Switch from permission to intent to unlock ownership
The kitchen was in the weeds. Tickets spilled like a paper waterfall and the grill hissed non‑stop. In the old days, cooks shouted, ‘Chef, permission to 86 salmon?’ and waited while the bottleneck grew. The new head chef banned ‘permission to’ and trained everyone on a simple switch: state intent, then act within clear bounds.
“Chef, I intend to 86 salmon for 20 minutes to catch up,” a line cook called while wiping his hands on a towel. “Do it,” the chef replied, eyes on the board. The shift felt different. People weren’t reckless, they were responsible. The chef had invested a week building competence checklists—temps, allergens, station swaps—and certifying each cook. After that, the language changed, not the chain of command.
They added ten‑minute after‑action huddles at the end of service: what went well, what surprised us, what we’ll change tomorrow. One night they realized the fry station always lagged whenever the salmon promo hit. They moved a prep cook for the first 45 minutes and the line smoothed out. Honestly, not every call was perfect, but each imperfect call became a lesson that stuck.
Within a month, ticket times dropped and staff turnover slowed. Diners noticed the calm.

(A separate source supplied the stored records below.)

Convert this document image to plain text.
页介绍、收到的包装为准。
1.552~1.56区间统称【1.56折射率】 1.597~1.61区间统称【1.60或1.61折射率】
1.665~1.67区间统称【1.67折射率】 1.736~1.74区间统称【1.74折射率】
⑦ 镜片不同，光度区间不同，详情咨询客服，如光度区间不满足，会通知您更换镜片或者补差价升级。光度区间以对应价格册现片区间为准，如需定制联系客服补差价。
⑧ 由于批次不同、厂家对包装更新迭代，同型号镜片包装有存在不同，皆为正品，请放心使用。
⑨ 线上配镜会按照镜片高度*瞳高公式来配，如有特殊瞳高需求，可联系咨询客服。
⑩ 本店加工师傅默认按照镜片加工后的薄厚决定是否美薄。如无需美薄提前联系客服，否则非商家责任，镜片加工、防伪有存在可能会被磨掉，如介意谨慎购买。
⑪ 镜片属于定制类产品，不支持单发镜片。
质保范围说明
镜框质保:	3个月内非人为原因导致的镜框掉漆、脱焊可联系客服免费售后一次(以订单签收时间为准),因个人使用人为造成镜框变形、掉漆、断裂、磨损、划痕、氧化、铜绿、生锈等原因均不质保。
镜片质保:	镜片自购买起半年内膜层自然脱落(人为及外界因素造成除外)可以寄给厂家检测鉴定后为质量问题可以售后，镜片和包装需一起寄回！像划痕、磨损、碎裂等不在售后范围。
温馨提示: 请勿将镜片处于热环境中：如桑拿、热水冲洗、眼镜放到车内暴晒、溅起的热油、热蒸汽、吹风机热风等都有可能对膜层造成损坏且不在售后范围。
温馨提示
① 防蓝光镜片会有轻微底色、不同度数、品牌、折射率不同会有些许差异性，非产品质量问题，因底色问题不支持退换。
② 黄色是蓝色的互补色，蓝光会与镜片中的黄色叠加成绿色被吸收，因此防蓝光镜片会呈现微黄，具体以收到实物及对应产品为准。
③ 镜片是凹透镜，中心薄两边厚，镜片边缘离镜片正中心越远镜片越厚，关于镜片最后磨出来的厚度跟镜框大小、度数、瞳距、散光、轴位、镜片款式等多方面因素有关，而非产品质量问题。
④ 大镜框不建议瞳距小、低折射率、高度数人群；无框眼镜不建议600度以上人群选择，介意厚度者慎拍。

That’s the social science: when people own their actions, serotonin rises with earned pride, oxytocin grows as trust spreads, and cortisol falls because waiting for permission is replaced with clear responsibility. The framework is intent‑based leadership—leaders train and set boundaries, people state intent and act, then everyone learns together.
For a week, ban ‘permission to’ in routine decisions and have trained people state ‘I intend to’ instead. Build competence checklists so leaders know who can act safely, then step back and let certified folks execute within boundaries. After key actions, run brief debriefs to lock in learning, and keep sharing the why and the limits so intent stays aligned. You’ll hear less waiting and see faster, smarter moves. Try the switch on one workflow tomorrow lunch or during your next class project.
What You'll Achieve
Internally, higher confidence and faster learning cycles. Externally, quicker throughput, fewer bottlenecks, and better service quality.
Ban requests and state intentions
Outlaw “permission to”
For one week, replace ‘May I’ with ‘I intend to’ in routine decisions. Keep the chain of command; shift the language of ownership.
Create competence checklists
List what people must know to act safely. Leaders assess and certify, then step back so certified people can state intent and execute.
Run after‑action huddles
After key actions, hold a short debrief: what went well, what surprised us, what we’ll change. This builds judgment faster.
Share context widely
Leaders explain the why and the boundaries often. Clear context reduces risky improvisation and timid waiting.
Reflection Questions
- Where does ‘permission’ create slowdowns and stress?
- What must people know to act safely without oversight?
- How will we debrief quickly so lessons stick?
Personalization Tips
- In a restaurant, a certified line cook states, “I intend to 86 the salmon for 20 minutes to catch up,” and the chef confirms or redirects quickly.
- In a student newsroom, an editor says, “We intend to push the story at noon after two more quotes,” and the faculty advisor nods or asks for a hold.